L'Infirmière Magazine n° 244 du 01/12/2008

 

une unité mobile à Madagascar

24 heures avec

À Madagascar, les équipes de l'ONG Marie Stopes International informent et soignent les mères, les adolescentes et les enfants des régions les plus défavorisées.

Antananarivo, quartier d'Avaradoha. Le siège de Marie Stopes International (MSI) surplombe les collines verdoyantes de la capitale malgache. La maternité, tout de bleu vêtue, respire la sérénité... À ses pieds, le parking des 4 x 4, indispensables pour les interventions dans les lieux les plus reculés de la Grande Île dont les routes, à part la mythique RN7 et quelques rares autres, sont dans un état pitoyable. « Marie Stopes » est la seule ONG à aller à la rencontre de la population malgache. Grâce à ses équipes mobiles, elle apporte une réponse au manque criant de soins de la mère et de l'enfant et à la réflexion sur la natalité dans les régions les moins accessibles de cette île grande comme la France. Entre pauvreté et manque d'information, les mères s'approprient ainsi une liberté et une relation apaisée avec leurs enfants.

Pistes défoncées

6 heures du matin, départ de l'une des unités mobiles de l'ONG : la route est longue pour rejoindre Ambohimandroso, au sud de la capitale, dans la région des hauts plateaux. Trois heures sont nécessaires pour voir se profiler le village, isolé au bout d'une mauvaise piste de terre entrecoupée de creux, de bosses et de flaques d'eau de pluie du matin. Les rizières se succèdent de part et d'autre et les silhouettes des paysans forment un magnifique ballet, très organisé. Les habitants savent que l'équipe de MSI arrive : quelques semaines plus tôt, elle s'est rendue sur place pour sensibiliser les femmes au planning familial et aux soins médicaux pour les enfants. Un chauffeur, une animatrice, un médecin et une infirmière sont les quatre piliers de cette unité d'élite.

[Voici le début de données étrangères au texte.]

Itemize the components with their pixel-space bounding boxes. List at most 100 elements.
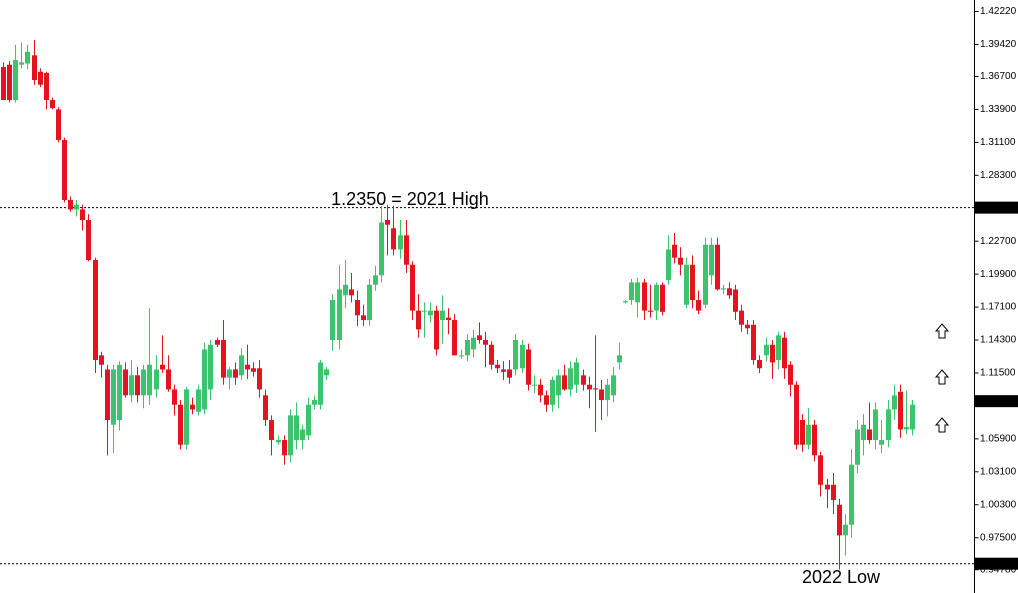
candle-body: [385, 220, 390, 225]
candle-body: [324, 369, 329, 376]
candle-body: [690, 264, 695, 301]
candle-body: [422, 310, 427, 312]
candle-body: [105, 369, 110, 421]
candle-body: [373, 275, 378, 285]
candle-body: [355, 300, 360, 316]
candle-body: [843, 524, 848, 536]
candle-body: [794, 384, 799, 445]
candle-body: [764, 344, 769, 356]
candle-body: [391, 228, 396, 250]
candle-body: [154, 369, 159, 390]
annotation: 1.2350 = 2021 High: [331, 189, 489, 209]
candle-body: [196, 389, 201, 412]
candle-body: [892, 395, 897, 410]
candle-body: [7, 64, 12, 101]
candle-body: [440, 310, 445, 321]
arrow-icon: [934, 369, 950, 385]
candle-body: [757, 360, 762, 369]
price-label: 1.09105: [979, 396, 1016, 407]
candle-body: [629, 282, 634, 301]
candle-body: [263, 395, 268, 421]
candle-body: [611, 375, 616, 396]
candle-body: [141, 369, 146, 396]
candle-body: [465, 340, 470, 356]
candle-body: [178, 404, 183, 445]
candle-body: [452, 320, 457, 356]
candle-body: [312, 400, 317, 405]
candle-body: [806, 424, 811, 445]
candle-body: [410, 264, 415, 311]
candle-body: [233, 369, 238, 378]
candle-body: [215, 340, 220, 345]
candle-body: [562, 375, 567, 390]
y-tick-label: 1.39420: [980, 39, 1017, 50]
candle-body: [56, 109, 61, 141]
candle-body: [251, 368, 256, 372]
candle-body: [678, 257, 683, 265]
candle-body: [44, 72, 49, 101]
candle-body: [556, 375, 561, 396]
candle-body: [709, 244, 714, 276]
price-label-bg: [975, 395, 1018, 408]
candle-body: [605, 384, 610, 401]
candle-body: [190, 404, 195, 410]
candle-body: [696, 300, 701, 311]
candle-body: [288, 415, 293, 456]
price-label: 0.95291: [979, 558, 1016, 569]
candle-body: [861, 424, 866, 441]
price-label-bg: [975, 557, 1018, 570]
candle-body: [812, 424, 817, 456]
candle-body: [910, 404, 915, 430]
candle-body: [513, 340, 518, 370]
candle-body: [111, 369, 116, 425]
arrow-icon: [934, 323, 950, 339]
candle-body: [68, 200, 73, 210]
candle-body: [867, 429, 872, 441]
candle-body: [160, 364, 165, 370]
candle-body: [593, 388, 598, 390]
candle-body: [172, 389, 177, 405]
y-tick-label: 0.94780: [980, 564, 1017, 575]
candle-body: [202, 349, 207, 410]
candle-body: [800, 420, 805, 445]
y-tick-label: 1.11500: [980, 368, 1016, 379]
candle-body: [788, 364, 793, 385]
candle-body: [617, 355, 622, 363]
candle-body: [666, 249, 671, 281]
y-tick-label: 1.17100: [980, 302, 1017, 313]
candle-body: [782, 337, 787, 369]
candle-body: [135, 375, 140, 396]
candle-body: [300, 429, 305, 441]
candle-body: [648, 310, 653, 312]
y-tick-label: 1.19900: [980, 269, 1017, 280]
candle-body: [1, 67, 6, 101]
candle-body: [623, 301, 628, 303]
candle-body: [398, 235, 403, 250]
candle-body: [221, 340, 226, 378]
candle-body: [74, 204, 79, 210]
y-tick-label: 1.36700: [980, 71, 1017, 82]
candle-body: [721, 288, 726, 290]
candle-body: [330, 300, 335, 341]
candle-body: [886, 409, 891, 441]
up-arrows: [934, 323, 950, 433]
candle-body: [446, 317, 451, 321]
candle-body: [745, 324, 750, 329]
y-tick-label: 1.00300: [980, 499, 1017, 510]
candle-body: [404, 235, 409, 265]
candle-body: [276, 440, 281, 443]
y-tick-label: 1.31100: [980, 137, 1016, 148]
candles: [1, 40, 915, 570]
candle-body: [873, 409, 878, 441]
y-tick-label: 1.42220: [980, 6, 1017, 17]
candle-body: [93, 260, 98, 361]
candle-body: [80, 209, 85, 221]
candle-body: [459, 355, 464, 357]
candle-body: [25, 51, 30, 64]
candle-body: [367, 284, 372, 321]
candle-body: [672, 244, 677, 258]
price-label: 1.25553: [979, 202, 1016, 213]
candle-body: [50, 100, 55, 109]
candle-body: [532, 384, 537, 386]
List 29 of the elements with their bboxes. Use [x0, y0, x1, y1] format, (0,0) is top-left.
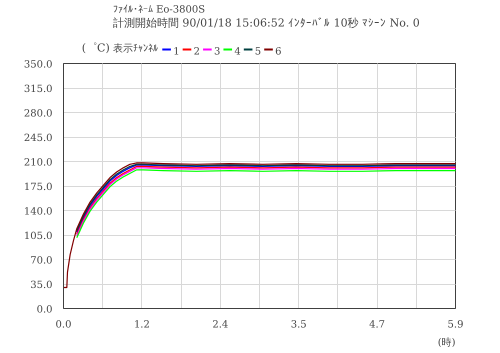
y-tick-label: 0.0	[36, 304, 53, 316]
legend-label: 3	[214, 46, 220, 58]
y-tick-label: 280.0	[24, 108, 53, 120]
x-tick-label: 4.7	[369, 320, 386, 330]
legend-label: 2	[194, 46, 200, 58]
y-tick-label: 245.0	[24, 133, 53, 144]
y-tick-label: 315.0	[24, 84, 53, 95]
legend-label: 4	[234, 46, 241, 58]
y-tick-label: 140.0	[24, 206, 53, 218]
y-tick-label: 70.0	[30, 256, 52, 266]
x-axis-title: (時)	[438, 336, 456, 348]
x-tick-label: 5.9	[448, 320, 464, 330]
legend-label: 1	[173, 46, 180, 58]
x-tick-label: 3.5	[290, 320, 307, 330]
legend-title: 表示ﾁｬﾝﾈﾙ	[112, 42, 158, 54]
y-tick-label: 175.0	[24, 182, 53, 193]
y-tick-label: 35.0	[30, 280, 52, 291]
line-series	[64, 162, 456, 288]
legend-label: 6	[275, 46, 282, 58]
x-tick-label: 2.4	[212, 320, 228, 330]
legend-label: 5	[254, 46, 262, 58]
x-tick-label: 0.0	[56, 320, 72, 330]
y-axis-title: (゜C)	[82, 42, 110, 54]
chart-title: ﾌｧｲﾙ･ﾈｰﾑ Eo-3800S	[112, 4, 206, 16]
y-tick-label: 350.0	[24, 60, 53, 70]
x-tick-label: 1.2	[134, 320, 150, 330]
y-tick-label: 105.0	[24, 231, 53, 242]
y-tick-label: 210.0	[24, 158, 53, 168]
chart-subtitle: 計測開始時間 90/01/18 15:06:52 ｲﾝﾀｰﾊﾞﾙ 10秒 ﾏｼｰﾝ No. 0	[112, 16, 420, 30]
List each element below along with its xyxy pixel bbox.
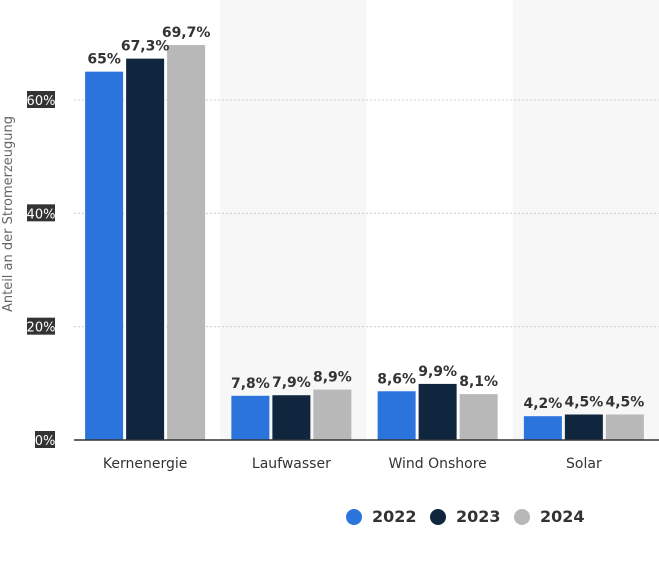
legend-item[interactable]: 2024 <box>514 507 585 526</box>
legend-dot-icon <box>430 508 446 525</box>
data-labels: 65%67,3%69,7% 7,8% 7,9% 8,9% 8,6% 9,9%8,1% 4,2… <box>87 25 644 412</box>
bar[interactable] <box>167 45 206 441</box>
legend-item[interactable]: 2023 <box>430 507 501 526</box>
bar[interactable] <box>272 395 311 440</box>
y-tick: 60% <box>27 91 56 109</box>
category-bands <box>220 0 659 440</box>
legend-label: 2023 <box>456 507 501 526</box>
y-tick-label: 60% <box>27 94 56 109</box>
legend-label: 2024 <box>540 507 585 526</box>
legend-label: 2022 <box>372 507 417 526</box>
bar[interactable] <box>523 416 562 440</box>
bar[interactable] <box>85 71 124 441</box>
category-label: Laufwasser <box>252 456 331 472</box>
y-tick: 0% <box>35 431 56 449</box>
y-tick-label: 0% <box>35 434 56 449</box>
legend-dot-icon <box>514 508 530 525</box>
category-band <box>220 0 367 440</box>
bar[interactable] <box>418 383 457 440</box>
category-label: Kernenergie <box>103 456 187 472</box>
bar[interactable] <box>231 395 270 440</box>
y-tick-box <box>27 317 55 335</box>
data-label: 4,2% <box>523 396 562 412</box>
category-label: Solar <box>566 456 602 472</box>
data-label: 69,7% <box>162 25 211 41</box>
legend-dot-icon <box>346 508 362 525</box>
data-label: 8,9% <box>313 370 352 386</box>
data-label: 8,1% <box>459 374 498 390</box>
y-axis-label: Anteil an der Stromerzeugung <box>1 116 16 312</box>
y-tick-box <box>27 91 55 108</box>
bar[interactable] <box>313 389 352 440</box>
legend-item[interactable]: 2022 <box>346 507 417 526</box>
data-label: 9,9% <box>418 364 457 380</box>
data-label: 7,8% <box>231 376 270 392</box>
y-axis-ticks: 0% 20% 40% 60% <box>27 91 56 449</box>
y-tick-label: 40% <box>27 207 56 222</box>
y-tick: 20% <box>27 317 56 336</box>
data-label: 67,3% <box>121 39 170 55</box>
data-label: 4,5% <box>564 395 603 411</box>
y-tick: 40% <box>27 204 56 222</box>
data-label: 8,6% <box>377 371 416 387</box>
data-label: 4,5% <box>605 395 644 411</box>
data-label: 7,9% <box>272 375 311 391</box>
data-label: 65% <box>87 52 121 68</box>
bar[interactable] <box>605 414 644 441</box>
y-tick-box <box>27 204 55 222</box>
bars <box>85 45 644 441</box>
y-tick-label: 20% <box>27 321 56 336</box>
category-band <box>512 0 659 440</box>
bar[interactable] <box>459 394 498 440</box>
y-tick-box <box>35 431 55 448</box>
category-labels: Kernenergie Laufwasser Wind Onshore Solar <box>103 456 602 472</box>
bar[interactable] <box>126 58 165 441</box>
bar[interactable] <box>377 391 416 440</box>
bar[interactable] <box>564 414 603 441</box>
category-label: Wind Onshore <box>388 456 486 472</box>
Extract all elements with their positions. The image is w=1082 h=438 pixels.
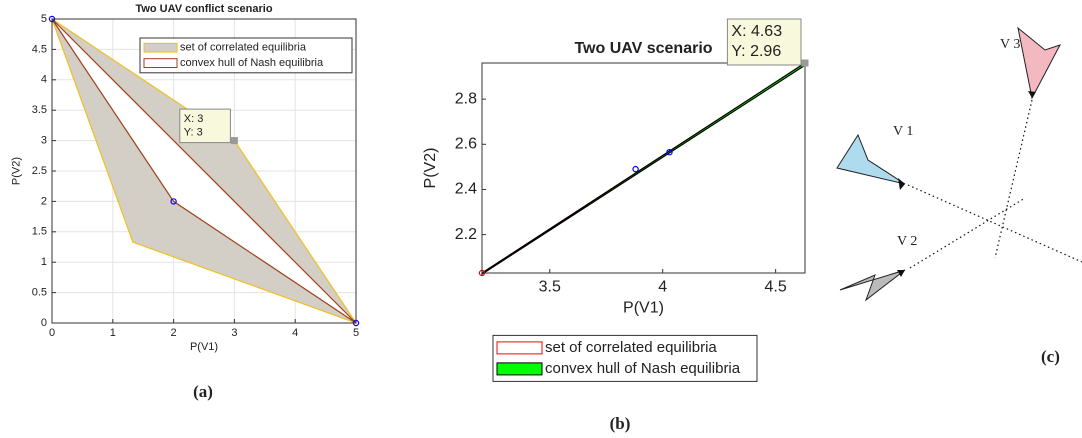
axes-frame xyxy=(481,62,806,274)
vehicle-label: V 3 xyxy=(1000,37,1020,52)
y-tick-label: 2.8 xyxy=(455,90,477,107)
y-tick-label: 4 xyxy=(41,74,47,86)
y-tick-label: 4.5 xyxy=(32,43,47,55)
y-tick-label: 1 xyxy=(41,256,47,268)
legend-label: set of correlated equilibria xyxy=(545,339,717,356)
equilibrium-point xyxy=(632,165,639,173)
y-tick-label: 3.5 xyxy=(32,104,47,116)
legend-label: convex hull of Nash equilibria xyxy=(545,360,741,377)
x-axis-label: P(V1) xyxy=(623,299,664,316)
panel-caption: (b) xyxy=(610,414,631,433)
chart-title: Two UAV conflict scenario xyxy=(135,3,272,15)
datatip-text: Y: 2.96 xyxy=(731,43,781,60)
y-tick-label: 1.5 xyxy=(32,226,47,238)
y-tick-label: 2 xyxy=(41,195,47,207)
region xyxy=(51,18,357,324)
vehicle-label: V 1 xyxy=(893,124,913,139)
legend-label: convex hull of Nash equilibria xyxy=(180,57,324,69)
legend-swatch xyxy=(143,42,178,53)
y-tick-label: 0.5 xyxy=(32,287,47,299)
equilibrium-point xyxy=(666,148,673,156)
datatip-box xyxy=(726,18,802,66)
x-tick-label: 4 xyxy=(292,327,298,339)
panel-caption: (c) xyxy=(1041,347,1060,366)
legend-swatch xyxy=(496,341,543,355)
uav-diagram: V 1 V 2 V 3 (c) xyxy=(836,26,1082,366)
x-tick-label: 2 xyxy=(171,327,177,339)
legend-swatch xyxy=(496,362,543,376)
y-tick-label: 2.4 xyxy=(455,181,477,198)
datatip-text: Y: 3 xyxy=(184,127,203,139)
equilibrium-point xyxy=(170,198,177,205)
x-tick-label: 5 xyxy=(353,327,359,339)
datatip-box xyxy=(179,108,231,144)
x-tick-label: 4.5 xyxy=(765,279,787,296)
chart-title: Two UAV scenario xyxy=(574,40,712,57)
datatip-text: X: 3 xyxy=(184,113,204,125)
y-tick-label: 3 xyxy=(41,135,47,147)
x-tick-label: 0 xyxy=(49,327,55,339)
x-tick-label: 3 xyxy=(231,327,237,339)
legend-label: set of correlated equilibria xyxy=(180,42,307,54)
vehicle-label: V 2 xyxy=(897,234,917,249)
axes-frame xyxy=(51,18,357,324)
y-axis-label: P(V2) xyxy=(422,148,439,189)
y-tick-label: 2.5 xyxy=(32,165,47,177)
y-tick-label: 2.2 xyxy=(455,226,477,243)
x-tick-label: 1 xyxy=(110,327,116,339)
y-tick-label: 0 xyxy=(41,317,47,329)
panel-caption: (a) xyxy=(193,382,213,401)
x-axis-label: P(V1) xyxy=(190,341,218,353)
y-tick-label: 2.6 xyxy=(455,136,477,153)
datatip-text: X: 4.63 xyxy=(731,23,782,40)
datatip-point xyxy=(230,137,238,145)
datatip-point xyxy=(801,59,809,67)
y-axis-label: P(V2) xyxy=(11,157,23,185)
legend-swatch xyxy=(143,58,178,69)
x-tick-label: 3.5 xyxy=(539,279,561,296)
y-tick-label: 5 xyxy=(41,13,47,25)
x-tick-label: 4 xyxy=(658,279,667,296)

Prévention, information sur la contraception, soins de la mère à l'enfant, sensibilisation à l'allaitement, sont les leitmotivs de ces soignants passionnés, dignes héritiers de Marie Stopes. Cette femme médecin écossaise fut la pionnière du planning familial en Grande-Bretagne. C'est sous son impulsion que s'est ouverte au nord de Londres, en 1921, la première clinique de contrôle des naissances. Ses convictions ont été renforcées par sa rencontre avec l'Américaine Margaret Sanger, qui fut infirmière dans un bidonville de New York et l'une des premières a remarquer, chez les femmes les plus pauvres, la forte mortalité que causaient les auto-avortements : un constat toujours valable à Madagascar.

L'enfant est sacré

Avec un PIB de 900 dollars par habitant (en 2006), Madagascar compte parmi les pays les plus pauvres du monde. À voir les vêtements déchirés, les pieds nus, les dents abîmées, on mesure à quel point les familles nombreuses peuvent avoir du mal à nourrir et à soigner correctement leurs enfants. Néanmoins, ici, l'enfant et sacré : « Pour beaucoup de Malgaches, limiter les naissances, c'est comme tuer un enfant », explique Oly Randrianatoandro, la responsable du planning familial chez MSI. Mais lorsqu'on a 25 ans et déjà quatre ou cinq enfants, on se résout à adopter des méthodes contraceptives. Avec l'ambition d'offrir la meilleure santé possible à ceux qui sont déjà là.

Dépliants illustrés

9 heures. Une quinzaine de jeunes femmes sont regroupées devant le modeste dispensaire d'Ambohimandroso. Le médecin, Hélène Sam-Y Wane, et l'infirmière, Lala Rabarison, entament un échange fructueux avec elles : dépliants à l'appui, agrémentés de schémas très simples (la plupart des femmes sont illettrées), elles expliquent les différentes méthodes contraceptives. Toutes deux travaillent depuis plus de dix ans à MSI, leurs convictions toujours chevillées au corps. À 48 ans, Lala Rabarison exerce le métier de ses rêves : « Jeune fille, je regardais les émissions médicales à la télévision, raconte-t-elle. On y parlait de la santé des femmes, des difficultés auxquelles elles sont confrontées lorsqu'elles ont de nombreux enfants... Aider ces mères, leur prodiguer des conseils, améliorer leurs relations avec leurs enfants à travers les soins, c'est ce que j'ai toujours voulu faire. » Consciente des difficultés économiques qui prévalent dans son pays et mère d'une fillette de 13 ans, elle ne voulait elle-même qu'un seul enfant. Polyvalente, cette infirmière au visage rassurant s'occupe de tous les aspects de la santé de l'enfant : suivi des bébés, vaccinations, planning familial. Elle continue à se former sur le terrain en permanence.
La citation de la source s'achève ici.